El Príncipe Ladislao, Alexandru Davila

[Vlaicu-voda]. Drama en cinco actos y en verso del escri­tor rumano Alexandru Davila (1860-1929), estrenado con éxito en 1902 y considerado como la obra maestra del teatro histórico rumano.

Ladislao I, rey de los rumanos y al mismo tiempo vasallo de Luis el Gran­de, rey de Hungría, sueña en liberar a su país de la servidumbre extranjera, que no sólo procura la conquista política sino tam­bién la religiosa. Los príncipes rumanos ortodoxos consideran que Ladislao es dema­siado débil y sometido a su madrastra, la reina Clara, húngara de nacimiento, quien intriga en la corte con el barón Kaliany, delegado de Luis. Por ello deciden obligarlo a abdicar en favor de su joven sobrino Mircea. Pero éste, enamorado de Anca, hija de Clara y hermanastra de Ladislao, teme por su amor y se niega. Ladislao está ente­rado de todo ello, pero tiene confianza en sí mismo y en que el ban serbio Simón Staret le traerá fuerzas militares suficientes para truncar toda opresión húngara. Para hacer duradera dicha alianza ha decidido además dar como esposa su hermanastra Anca a Staret.

La reina Clara, para impe­dir los designios del rey, instiga a los prín­cipes para que aprueben pronto los bodas de Anca y Mircea; entonces interviene enér­gicamente Ladislao y finge aprisionar a los principales rebeldes, a quienes revela su plan; Mircea, que espera obtener de Ladis­lao a Anca, le revela que su madrastra se dispone a matarlo y Ladislao la hace encar­celar. Entonces, seguros de los refuerzos próximos, envía al rey su delegado Kaliany, denunciando todas sus obligaciones de vasa­llaje y declarando su independencia. Pero Mircea, cuando comprende que se verá pri­vado de Anca, desesperado trata de matar al rey, y sólo consigue herir a su fiel e íntimo consejero Grue. Ladislao se da cuen­ta del dolor del joven y, seguro de su auto­ridad, en lugar de atacarle, le induce a sacrificar su amor al amor a la patria y sustituir en adelante a su lado a Grue, con­virtiéndose en su consejero y sostén.
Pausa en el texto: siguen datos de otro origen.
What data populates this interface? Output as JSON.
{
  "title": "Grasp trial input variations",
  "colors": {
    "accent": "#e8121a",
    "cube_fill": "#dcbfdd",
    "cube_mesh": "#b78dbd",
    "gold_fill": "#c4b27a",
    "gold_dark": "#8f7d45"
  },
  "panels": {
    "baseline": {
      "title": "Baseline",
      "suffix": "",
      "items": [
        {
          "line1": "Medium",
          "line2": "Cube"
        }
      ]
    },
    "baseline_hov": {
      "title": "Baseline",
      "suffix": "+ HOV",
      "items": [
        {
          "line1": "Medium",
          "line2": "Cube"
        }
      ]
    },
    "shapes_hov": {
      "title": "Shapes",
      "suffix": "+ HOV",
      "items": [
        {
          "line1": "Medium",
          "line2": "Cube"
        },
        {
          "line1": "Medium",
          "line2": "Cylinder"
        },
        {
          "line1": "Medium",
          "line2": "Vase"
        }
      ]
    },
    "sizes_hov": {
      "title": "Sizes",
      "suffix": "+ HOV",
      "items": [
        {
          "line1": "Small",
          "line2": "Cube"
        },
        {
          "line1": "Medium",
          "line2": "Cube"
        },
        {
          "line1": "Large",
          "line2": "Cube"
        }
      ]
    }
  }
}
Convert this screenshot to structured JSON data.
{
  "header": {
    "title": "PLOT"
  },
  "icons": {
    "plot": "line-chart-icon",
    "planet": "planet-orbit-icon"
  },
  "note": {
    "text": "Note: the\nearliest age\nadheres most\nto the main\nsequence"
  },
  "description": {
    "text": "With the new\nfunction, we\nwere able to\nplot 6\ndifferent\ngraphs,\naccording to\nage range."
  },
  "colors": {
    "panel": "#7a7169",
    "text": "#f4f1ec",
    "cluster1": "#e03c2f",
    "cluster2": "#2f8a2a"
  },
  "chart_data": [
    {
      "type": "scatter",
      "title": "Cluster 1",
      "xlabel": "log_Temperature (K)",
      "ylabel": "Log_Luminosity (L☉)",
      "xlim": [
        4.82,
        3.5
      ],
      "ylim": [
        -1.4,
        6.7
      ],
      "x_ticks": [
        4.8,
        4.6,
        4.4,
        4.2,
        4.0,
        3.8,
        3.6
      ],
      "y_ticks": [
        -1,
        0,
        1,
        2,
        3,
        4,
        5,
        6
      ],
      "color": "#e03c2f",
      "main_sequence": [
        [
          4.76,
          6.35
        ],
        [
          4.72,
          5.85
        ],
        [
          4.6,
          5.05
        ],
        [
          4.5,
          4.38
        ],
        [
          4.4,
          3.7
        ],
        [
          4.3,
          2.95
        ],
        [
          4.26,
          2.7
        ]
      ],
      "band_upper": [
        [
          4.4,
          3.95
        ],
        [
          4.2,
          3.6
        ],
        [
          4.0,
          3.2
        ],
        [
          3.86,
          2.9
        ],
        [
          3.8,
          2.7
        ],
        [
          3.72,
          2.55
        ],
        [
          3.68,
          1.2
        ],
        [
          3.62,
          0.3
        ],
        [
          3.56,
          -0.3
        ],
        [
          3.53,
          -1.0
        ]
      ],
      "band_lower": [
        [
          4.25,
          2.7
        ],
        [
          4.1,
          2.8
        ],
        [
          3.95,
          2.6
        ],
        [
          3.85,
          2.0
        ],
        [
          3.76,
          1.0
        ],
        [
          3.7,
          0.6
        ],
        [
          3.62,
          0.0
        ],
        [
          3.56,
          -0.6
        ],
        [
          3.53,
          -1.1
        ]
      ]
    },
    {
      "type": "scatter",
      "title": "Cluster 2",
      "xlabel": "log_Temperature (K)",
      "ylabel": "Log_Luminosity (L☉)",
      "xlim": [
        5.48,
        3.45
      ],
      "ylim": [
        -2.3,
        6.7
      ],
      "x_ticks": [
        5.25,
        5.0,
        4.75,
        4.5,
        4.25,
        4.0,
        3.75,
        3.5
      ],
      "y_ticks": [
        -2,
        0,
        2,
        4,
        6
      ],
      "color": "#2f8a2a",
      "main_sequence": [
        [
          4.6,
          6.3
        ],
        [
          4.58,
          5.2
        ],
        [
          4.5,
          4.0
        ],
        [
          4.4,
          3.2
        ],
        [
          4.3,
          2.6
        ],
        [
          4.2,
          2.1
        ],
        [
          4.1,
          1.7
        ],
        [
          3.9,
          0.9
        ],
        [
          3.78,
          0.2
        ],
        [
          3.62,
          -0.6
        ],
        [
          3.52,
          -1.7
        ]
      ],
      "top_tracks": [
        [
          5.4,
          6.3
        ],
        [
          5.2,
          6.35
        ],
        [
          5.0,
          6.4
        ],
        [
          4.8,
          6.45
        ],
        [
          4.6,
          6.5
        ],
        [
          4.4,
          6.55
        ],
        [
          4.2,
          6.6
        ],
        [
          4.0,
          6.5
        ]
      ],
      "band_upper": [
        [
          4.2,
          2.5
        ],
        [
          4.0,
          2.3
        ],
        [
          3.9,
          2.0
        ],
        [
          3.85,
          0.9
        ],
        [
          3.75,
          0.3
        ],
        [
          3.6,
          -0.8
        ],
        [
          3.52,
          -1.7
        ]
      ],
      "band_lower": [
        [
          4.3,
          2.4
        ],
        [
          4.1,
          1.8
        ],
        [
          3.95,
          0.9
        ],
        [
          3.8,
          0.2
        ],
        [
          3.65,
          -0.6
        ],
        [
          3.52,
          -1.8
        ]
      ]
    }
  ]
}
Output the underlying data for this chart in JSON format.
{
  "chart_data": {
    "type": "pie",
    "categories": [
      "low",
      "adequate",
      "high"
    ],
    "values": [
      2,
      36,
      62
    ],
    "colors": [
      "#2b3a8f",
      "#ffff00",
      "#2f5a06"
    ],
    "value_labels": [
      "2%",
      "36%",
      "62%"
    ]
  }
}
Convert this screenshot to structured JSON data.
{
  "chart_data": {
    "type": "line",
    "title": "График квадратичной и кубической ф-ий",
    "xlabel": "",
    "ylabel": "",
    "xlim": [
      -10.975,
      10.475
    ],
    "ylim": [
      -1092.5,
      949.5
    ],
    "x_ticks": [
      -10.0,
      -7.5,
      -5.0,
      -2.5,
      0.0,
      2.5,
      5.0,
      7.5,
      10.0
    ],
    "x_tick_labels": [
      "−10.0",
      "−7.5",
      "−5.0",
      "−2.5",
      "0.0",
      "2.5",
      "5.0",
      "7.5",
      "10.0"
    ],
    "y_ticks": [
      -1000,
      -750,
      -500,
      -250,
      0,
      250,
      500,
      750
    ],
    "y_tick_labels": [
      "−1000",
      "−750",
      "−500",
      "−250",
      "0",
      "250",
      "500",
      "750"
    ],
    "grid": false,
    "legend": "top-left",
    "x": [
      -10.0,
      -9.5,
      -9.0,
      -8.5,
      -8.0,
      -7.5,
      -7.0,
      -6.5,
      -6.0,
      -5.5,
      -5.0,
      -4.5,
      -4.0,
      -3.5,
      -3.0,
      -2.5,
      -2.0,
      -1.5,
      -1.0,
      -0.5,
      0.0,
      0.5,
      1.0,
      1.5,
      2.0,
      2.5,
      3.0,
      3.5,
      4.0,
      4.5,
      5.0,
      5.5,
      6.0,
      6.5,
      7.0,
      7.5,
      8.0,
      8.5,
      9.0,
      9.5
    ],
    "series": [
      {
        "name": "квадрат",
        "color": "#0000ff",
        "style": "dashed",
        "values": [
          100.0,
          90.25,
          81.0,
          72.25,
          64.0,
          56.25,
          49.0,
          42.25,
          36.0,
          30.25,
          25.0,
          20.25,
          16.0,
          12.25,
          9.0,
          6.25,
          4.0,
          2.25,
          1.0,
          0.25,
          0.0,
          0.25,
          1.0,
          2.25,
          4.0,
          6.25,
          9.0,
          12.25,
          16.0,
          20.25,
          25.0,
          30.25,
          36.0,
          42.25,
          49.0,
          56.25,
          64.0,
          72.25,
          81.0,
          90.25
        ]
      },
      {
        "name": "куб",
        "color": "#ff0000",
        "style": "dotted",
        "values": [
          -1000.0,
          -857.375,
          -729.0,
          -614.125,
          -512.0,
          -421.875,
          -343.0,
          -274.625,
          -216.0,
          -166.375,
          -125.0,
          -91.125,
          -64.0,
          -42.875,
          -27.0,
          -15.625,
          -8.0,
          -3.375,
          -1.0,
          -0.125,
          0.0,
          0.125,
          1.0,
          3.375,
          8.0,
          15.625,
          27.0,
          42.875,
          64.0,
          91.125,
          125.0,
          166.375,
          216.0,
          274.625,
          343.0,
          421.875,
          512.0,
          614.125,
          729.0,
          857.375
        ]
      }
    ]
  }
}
El drama, que se resiente de la influencia de Hugo y de Rostand, revela el gusto por las minuciosas reconstrucciones históricas. El autor, para conseguir mayor dignidad en el diálogo, alterna palabras de origen litera­rio con otras en desuso, estableciendo un lenguaje áulico y docto que por otra parte, a fines del siglo, fue adoptado en muchas literaturas para el drama histórico.